When a book makes me stay up listening until 2am, it's a good book. The description of of the storyline really does not do the book justice. When you think you have a grasp on the limits of the situation they find themselves in, you will be surprised with yet another twist.
Also don't think that the story is about crew on a comet. The crew is only on the comet at the very start of the book. This book is about first-contact, aliens, survival, the human species, the future, technology, friendship, trust, betrayal, living forever, good aliens, bad aliens, etc, etc, and Reynolds does a great job filling your mind with imagination. Wow, what-if!!

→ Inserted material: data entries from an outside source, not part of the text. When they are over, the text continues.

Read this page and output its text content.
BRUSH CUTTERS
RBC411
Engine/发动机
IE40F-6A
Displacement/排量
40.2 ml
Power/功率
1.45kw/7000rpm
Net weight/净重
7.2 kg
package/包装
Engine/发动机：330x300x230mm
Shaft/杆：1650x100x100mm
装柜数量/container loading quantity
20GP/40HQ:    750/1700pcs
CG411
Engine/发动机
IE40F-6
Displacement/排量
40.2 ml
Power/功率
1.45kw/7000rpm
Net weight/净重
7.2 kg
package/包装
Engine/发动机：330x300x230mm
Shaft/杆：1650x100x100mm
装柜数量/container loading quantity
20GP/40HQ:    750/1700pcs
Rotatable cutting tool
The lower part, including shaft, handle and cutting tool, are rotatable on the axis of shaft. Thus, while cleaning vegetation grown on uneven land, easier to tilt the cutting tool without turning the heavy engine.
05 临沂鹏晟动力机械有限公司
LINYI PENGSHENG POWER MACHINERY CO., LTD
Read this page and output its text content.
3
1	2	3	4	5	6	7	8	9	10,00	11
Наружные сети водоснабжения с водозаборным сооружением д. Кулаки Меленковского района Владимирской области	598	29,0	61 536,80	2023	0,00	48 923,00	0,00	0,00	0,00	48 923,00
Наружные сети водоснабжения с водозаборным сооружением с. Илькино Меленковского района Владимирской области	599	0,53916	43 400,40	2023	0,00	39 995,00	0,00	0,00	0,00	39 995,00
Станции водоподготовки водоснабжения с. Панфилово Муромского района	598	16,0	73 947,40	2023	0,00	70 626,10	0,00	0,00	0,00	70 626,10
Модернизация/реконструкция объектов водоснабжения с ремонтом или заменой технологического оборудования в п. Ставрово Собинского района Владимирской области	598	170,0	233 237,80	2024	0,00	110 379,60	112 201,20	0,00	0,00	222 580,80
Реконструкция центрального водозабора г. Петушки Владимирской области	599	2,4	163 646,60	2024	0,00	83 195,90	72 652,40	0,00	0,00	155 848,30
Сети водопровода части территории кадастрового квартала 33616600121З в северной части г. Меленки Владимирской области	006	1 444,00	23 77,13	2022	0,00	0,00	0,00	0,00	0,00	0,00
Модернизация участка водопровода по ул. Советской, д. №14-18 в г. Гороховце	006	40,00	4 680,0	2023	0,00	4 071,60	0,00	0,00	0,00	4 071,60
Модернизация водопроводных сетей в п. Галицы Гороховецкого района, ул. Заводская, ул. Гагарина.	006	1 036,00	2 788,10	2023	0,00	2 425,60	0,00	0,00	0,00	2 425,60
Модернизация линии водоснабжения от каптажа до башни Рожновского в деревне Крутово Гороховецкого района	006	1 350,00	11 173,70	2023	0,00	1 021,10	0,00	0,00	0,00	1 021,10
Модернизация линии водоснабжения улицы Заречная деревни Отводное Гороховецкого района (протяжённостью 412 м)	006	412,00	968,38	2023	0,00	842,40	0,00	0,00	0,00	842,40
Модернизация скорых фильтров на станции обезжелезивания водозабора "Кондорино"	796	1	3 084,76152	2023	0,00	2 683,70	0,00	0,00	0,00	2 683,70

Highly recommend this book!
I've listened to John Lee in the Pillars of the Earth, World without End, and a couple more. This was my favorite performance for John Lee. Great job.
This book made me think and imagine and hope.
Can't wait for a sequel.
Great Sci-Fi story with lots of plot twists. Every time I thought I knew where the story was heading something unexpected would happen, introducing entirely new story elements which led the plot along a different course. The author is very skilled and having worked for the European Space Agency allows him enough knowledge to make believable details about space and space travel. John Lee's reading was good and very enjoyable.
Having a daughter, I am always happy to find books with strong female characters in major roles. This book centers on 2 such characters and the changing relationship between them. My daughter is only seven, so won't be reading this book any time soon, but I am glad to find books like this.
Near the top of the sci-fi stack. I listened to the first Revelation Space book, and it just didn't grab me - so I avoided Alistair Reynolds for quite a while. This book, however, thrilled me from start to finish.
About 6 or 7 hours in I realized that the book wasn't even halfway over yet. This was significant because more had happened in less than half a book, than happens in so many other books. Densely packed, and wonderful for it!
I've listened to a ton of John Lee; he may not do nuanced differences in character voices - but he does imbue them with a lot of personality. If John Lee reads a book, I'm 80% sold... he's that good.
Only hoping that Alistair Reynolds has more like this up his sleeve. This was epic in scope, and exactly what I crave in good sci-fi. Coupled with John Lee - you get a perfect audio book.